Ondřej Žíla’s article, “The War Conflict in Bosnia and Herzegovina and the Phenomenon of Ethnic Cleansing,” is an excellent example of balanced and thorough research on the complex and painful topic of the Bosnian War of 1992–95 that followed the breakup of Yugoslavia. While highlighting the imbalance in the available source base and secondary literature, which makes an unbiased and detailed study of this tragic war conflict rather problematic, the author argues that a chronological lens, which dominates much of the literature, is unlikely to be a fruitful approach in this context. Instead, Žíla stresses that one should closely examine the local and regional dynamics at the subnational level and the complex interplay between domestic and international factors to understand the parallel tragic development of three nation-state projects in Bosnia and Herzegovina. The author’s preliminary study along these lines led him to point out inter alia that “conclusions based on the course and extent of ethnic cleansings in a specific part of Bosnia and Herzegovina cannot be generalised and applied to the entire territory of the country.”

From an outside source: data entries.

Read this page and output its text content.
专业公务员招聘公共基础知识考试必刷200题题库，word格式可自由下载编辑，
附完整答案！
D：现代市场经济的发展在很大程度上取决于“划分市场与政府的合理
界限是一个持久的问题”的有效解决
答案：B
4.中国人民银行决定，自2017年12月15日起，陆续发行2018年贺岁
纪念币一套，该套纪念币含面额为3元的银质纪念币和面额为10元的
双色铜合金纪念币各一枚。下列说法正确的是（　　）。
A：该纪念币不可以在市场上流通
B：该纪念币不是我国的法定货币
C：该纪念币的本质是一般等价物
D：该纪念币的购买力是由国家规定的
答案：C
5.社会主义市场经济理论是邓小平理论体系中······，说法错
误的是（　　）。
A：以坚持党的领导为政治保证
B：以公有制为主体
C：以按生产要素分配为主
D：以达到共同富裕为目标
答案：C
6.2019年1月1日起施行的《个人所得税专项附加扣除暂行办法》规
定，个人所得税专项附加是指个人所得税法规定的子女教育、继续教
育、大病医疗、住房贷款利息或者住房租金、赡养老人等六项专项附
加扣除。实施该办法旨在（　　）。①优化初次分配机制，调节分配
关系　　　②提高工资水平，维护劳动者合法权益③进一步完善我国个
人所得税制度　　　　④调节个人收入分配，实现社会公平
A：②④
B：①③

To conclude, the Czech Journal of Contemporary History is a valuable periodical in the field of contemporary history and an important platform to make high-quality Czech scholarship more accessible to an international readership. The CJCH research materials on Czech history clearly contribute to understanding broader regional (and sometimes also global) patterns and phenomena, while the articles on subjects unrelated directly to the history of the Czech Republic demonstrate an original approach, while at times also drawing connections to Czech history and culture, thus highlighting their additional dimensions.

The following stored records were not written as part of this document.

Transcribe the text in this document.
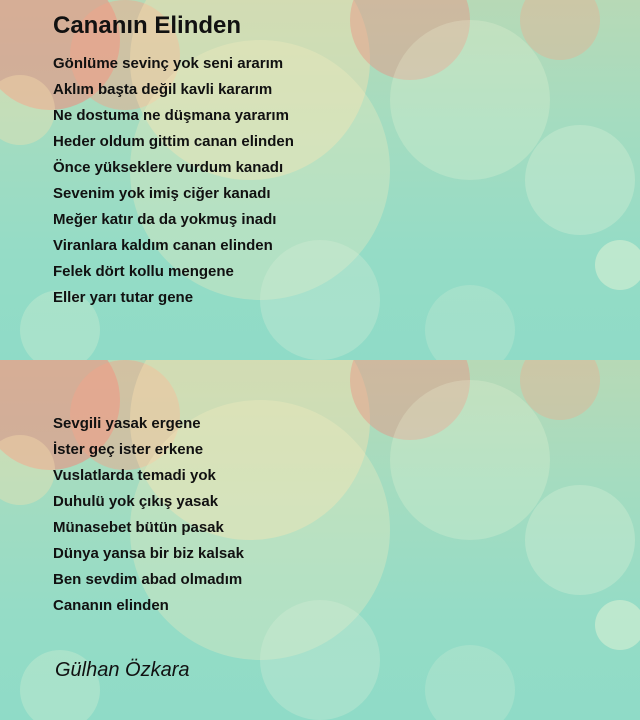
Cananın Elinden
Gönlüme sevinç yok seni ararım
Aklım başta değil kavli kararım
Ne dostuma ne düşmana yararım
Heder oldum gittim canan elinden
Önce yükseklere vurdum kanadı
Sevenim yok imiş ciğer kanadı
Meğer katır da da yokmuş inadı
Viranlara kaldım canan elinden
Felek dört kollu mengene
Eller yarı tutar gene
Sevgili yasak ergene
İster geç ister erkene
Vuslatlarda temadi yok
Duhulü yok çıkış yasak
Münasebet bütün pasak
Dünya yansa bir biz kalsak
Ben sevdim abad olmadım
Cananın elinden
Gülhan Özkara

As the CJCH is mostly intended to serve as an online platform, it might be helpful for it to introduce the publishing modes and techniques often used in online academic publishing. For instance, it might provide particular articles (and other types of contributions) in various formats for view and download, place the journal metadata in relevant international databases (e.g. WorldCat, DOAJ, Scopus, etc.), and make articles available in online libraries in order to reach a wider readership, visibility, and recognition.

About the author

Victoria V. Vasilenko, Candidate of Science (History), is Assistant Professor with the Department of World History, Belgorod National Research University.